Characterization of Chitinase and Partial Gene Cloning from Microbacterium sp. TU05

Abstract

A bacterium TU05 was isolated from soil in Bangkok, Thailand. It can produce chitinase (EC. 3.2.1.14) that catalyzes the degradation of chitin. Gram-stain, biochemical characteristics, and sequence of 16S rRNA gene, identified this bacterium as Microbacterium sp.. Microbacterium sp. TU05 produced highest chitinase activity on the second day in CCMM and the tenth day in FCMM. Hydrolysis products analyzed by HPLC, crude enzyme showed two enzymatic activity, chitinase and chitobiase. The optimum pH and temperature were pH 5.0 and pH 7.0 and 40°C, respectively. Substrate specificity of crude enzyme illustrated it was exochitinase, because it had the highest hydrolytic activity on colloidal chitin. After SDS-PAGE and activity staining, at least two bands of chitinase activity were found with molecular weight 65 and 30 kDa. When partially purified by DEAE-cellulose column chromatography, two peaks of chitinase activity were found.
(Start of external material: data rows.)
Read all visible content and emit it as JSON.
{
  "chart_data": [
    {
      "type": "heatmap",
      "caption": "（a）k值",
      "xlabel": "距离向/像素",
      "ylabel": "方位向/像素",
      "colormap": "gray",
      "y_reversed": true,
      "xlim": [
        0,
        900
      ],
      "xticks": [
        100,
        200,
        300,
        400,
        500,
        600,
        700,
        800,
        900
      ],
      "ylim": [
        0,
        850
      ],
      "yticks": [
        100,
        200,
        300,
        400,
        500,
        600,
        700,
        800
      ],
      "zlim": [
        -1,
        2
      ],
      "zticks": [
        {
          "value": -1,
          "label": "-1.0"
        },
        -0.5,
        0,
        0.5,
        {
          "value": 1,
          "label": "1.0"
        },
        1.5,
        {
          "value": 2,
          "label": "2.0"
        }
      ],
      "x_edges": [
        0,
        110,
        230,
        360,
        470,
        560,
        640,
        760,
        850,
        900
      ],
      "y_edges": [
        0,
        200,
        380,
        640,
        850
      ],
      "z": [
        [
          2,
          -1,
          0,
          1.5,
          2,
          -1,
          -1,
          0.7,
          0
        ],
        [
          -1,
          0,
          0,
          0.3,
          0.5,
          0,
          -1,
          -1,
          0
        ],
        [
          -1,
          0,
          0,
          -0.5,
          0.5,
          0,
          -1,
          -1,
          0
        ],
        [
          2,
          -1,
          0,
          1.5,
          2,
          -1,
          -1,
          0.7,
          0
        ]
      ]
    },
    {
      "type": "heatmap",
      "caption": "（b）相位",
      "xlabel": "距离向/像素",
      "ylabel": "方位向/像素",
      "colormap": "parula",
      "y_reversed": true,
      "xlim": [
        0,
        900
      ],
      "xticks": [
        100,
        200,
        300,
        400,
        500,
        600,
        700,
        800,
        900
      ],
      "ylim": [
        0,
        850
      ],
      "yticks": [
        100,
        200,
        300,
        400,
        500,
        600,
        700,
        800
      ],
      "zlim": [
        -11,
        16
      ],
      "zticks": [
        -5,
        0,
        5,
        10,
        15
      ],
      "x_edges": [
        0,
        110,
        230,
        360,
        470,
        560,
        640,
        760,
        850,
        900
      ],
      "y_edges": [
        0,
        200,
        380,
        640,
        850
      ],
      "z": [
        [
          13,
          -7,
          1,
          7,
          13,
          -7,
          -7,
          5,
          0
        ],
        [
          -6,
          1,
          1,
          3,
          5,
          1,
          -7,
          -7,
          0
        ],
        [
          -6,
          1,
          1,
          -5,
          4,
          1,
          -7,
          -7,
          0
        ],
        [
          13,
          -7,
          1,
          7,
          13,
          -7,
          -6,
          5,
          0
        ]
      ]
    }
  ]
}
After SDS-PAGE and activity staining of the partially purified chitinase peak1, one band has chitinase activity with molecular weight of 65 kDa. Partially purified chitinase peak2 has 2 bands of chitinase activity at 55 and 30 kDa. Partially purified chitinase peak1 was selected for characterization. The optimum pH and optimum temperature of partially purified chitinase peak1 were 5.0 and 40°C. Shotgun cloning technique was employed for chitinase gene cloning. After screening 30,000 transformants, no positive clones were found. Partial chitinase gene amplification of Microbacterium sp. TU05 by PCR amplification using primers designed from conserved amino acid sequence of Bacillus sp. Family 18 chitinase gene was performed. The PCR products was 636 bp with 71% similarity to chitinase from Arthrobacter sp.